El drama de los desahucios convirtió a la vivienda y la cancelación de las deudas hipotecarias en piedra angular del 15M. Ada Colau entró en el Congreso para defender una Iniciativa Legislativa Popular que pedía la dación en pago retroactiva, apoyada por las firmas de casi millón y medio de personas. El PP la desactivó en 2013 al unir el texto con una propuesta del partido y dejó fuera lo que la Plataforma de Afectados por las Hipotecas consideraba el meollo de la iniciativa ciudadana.

De aquellos barros surgieron los escraches a políticos. Y más tarde, el Constitucional tumbó leyes de viviendas autonómicas. Fue emblemática la conocida como ‘ley antidesahucios’ andaluza, puesta en marcha en 2013 y recurrida por el Gobierno central.
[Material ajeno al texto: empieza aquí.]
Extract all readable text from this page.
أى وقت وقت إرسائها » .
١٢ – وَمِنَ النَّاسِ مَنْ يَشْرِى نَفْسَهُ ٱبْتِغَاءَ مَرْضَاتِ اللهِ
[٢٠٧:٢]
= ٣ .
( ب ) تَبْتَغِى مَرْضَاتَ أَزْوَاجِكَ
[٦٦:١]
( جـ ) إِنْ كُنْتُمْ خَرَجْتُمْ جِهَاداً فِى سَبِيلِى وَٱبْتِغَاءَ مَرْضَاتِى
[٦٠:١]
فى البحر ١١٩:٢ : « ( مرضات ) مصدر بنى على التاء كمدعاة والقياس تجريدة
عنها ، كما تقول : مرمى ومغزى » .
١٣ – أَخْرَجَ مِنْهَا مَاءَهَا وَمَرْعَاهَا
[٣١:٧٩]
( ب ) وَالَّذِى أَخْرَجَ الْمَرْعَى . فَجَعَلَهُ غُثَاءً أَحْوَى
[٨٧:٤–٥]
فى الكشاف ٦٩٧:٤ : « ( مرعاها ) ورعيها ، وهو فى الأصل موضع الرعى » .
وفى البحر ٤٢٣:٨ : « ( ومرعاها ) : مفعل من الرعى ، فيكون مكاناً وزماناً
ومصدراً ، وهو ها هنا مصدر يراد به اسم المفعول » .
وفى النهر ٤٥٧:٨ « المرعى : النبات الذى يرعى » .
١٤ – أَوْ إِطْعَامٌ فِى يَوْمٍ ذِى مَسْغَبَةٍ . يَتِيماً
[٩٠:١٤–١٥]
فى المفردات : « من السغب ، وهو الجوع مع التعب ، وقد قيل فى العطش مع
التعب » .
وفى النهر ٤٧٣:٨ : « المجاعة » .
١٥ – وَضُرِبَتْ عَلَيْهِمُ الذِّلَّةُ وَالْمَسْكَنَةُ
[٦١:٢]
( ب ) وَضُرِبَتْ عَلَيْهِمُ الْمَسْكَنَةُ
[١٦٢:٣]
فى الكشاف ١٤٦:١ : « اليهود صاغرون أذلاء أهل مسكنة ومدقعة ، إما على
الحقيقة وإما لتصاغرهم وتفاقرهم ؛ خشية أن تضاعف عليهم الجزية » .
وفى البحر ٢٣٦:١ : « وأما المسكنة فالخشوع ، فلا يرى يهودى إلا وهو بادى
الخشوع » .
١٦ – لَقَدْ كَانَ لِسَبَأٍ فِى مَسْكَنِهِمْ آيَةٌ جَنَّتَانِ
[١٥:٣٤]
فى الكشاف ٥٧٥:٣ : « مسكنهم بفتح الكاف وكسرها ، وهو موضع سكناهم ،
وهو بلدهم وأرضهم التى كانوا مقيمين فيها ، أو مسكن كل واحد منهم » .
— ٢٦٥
En 2018, la Ley de Vivienda de la PAH sigue sin ser aprobada.

Los privilegios de la clase política

Otro gran hit de la Puerta del Sol fue exigir el fin de las prebendas políticas. ¿Dietas de alojamiento de diputados con casa en Madrid? ¿Coches oficiales, cargos a dedo, sueldos vitalicios para expolíticos? Todo aquello estalló ante la precariedad de muchos de los que se secundaron las protestas, los desahucios, el paro y la emigración de cientos de jóvenes y no tan jóvenes.

Es cierto que uno de los apartados de esa demanda sí implica cambiar la Constitución: el fin de los aforamientos. Es el privilegio que permite a cargos políticos e institucionales no ser juzgados en tribunales ordinarios, sino en el Supremo. Actualmente hay unos 250.000 puestos amparados por ese sistema y Pedro Sánchez ha asegurado que habrá una reforma exprés para suprimir el aforamiento de políticos.

Pero el resto de medidas anti- privilegios del 15M, como el control del absentismo de cargos electos, salarios alejados del sueldo medio español y dietas no debidamente justificadas o transparencia en el patrimonio personal de los cargos electos pueden regularse desde las propias instituciones con la actual Carta Magna.

Desempleo

El bloque estrella de la precariedad. En el 15M se pidió que el trabajo se repartiera mejor hasta que el paro bajase a niveles mínimos. Por otro lado, todos los ciudadanos tienen “el deber de trabajar y el derecho al trabajo, a la libre elección de profesión u oficio, a la promoción a través del trabajo y a una remuneración suficiente para satisfacer sus necesidades y las de su familia”. ¿Parecidos razonables? Lo segundo no lo dijo el 15M, es el artículo 35 de la Constitución.

De nuevo, la jubilación a los 65 años sin aumentos próximos, la eliminación de despidos colectivos mientras haya beneficios, fiscalizar mejor el empleo temporal de las grandes empresas y mantener los subsidios por desempleo a todos los parados de larga duración son demandas que pueden activarse fuera de la Constitución y, en este caso, también para cumplirla.

Separación Iglesia- Estado

Como muchos otros movimientos desde que la democracia volvió a España, el movimiento de los indignados reivindicó la separación real de Iglesia y Estado. Nuestra ley fundamental dice que “ninguna confesión tendrá carácter estatal”.

Pero en este caso no hemos topado con la Iglesia sino con el Concordato, firmado con el Vaticano en la dictadura pero actualizado en cuatro acuerdos de 1979 entre el Estado Español y la Santa Sede. Ellos mismos recogen la aconfesionalidad del Estado. Sin embargo, las ventajas fiscales para la Iglesia, los conflictos por las inmatriculaciones y la no separación real de Iglesia y Estado – evidente en multitud de actos católicos con participación de las instituciones- siguen siendo el pan de cada día.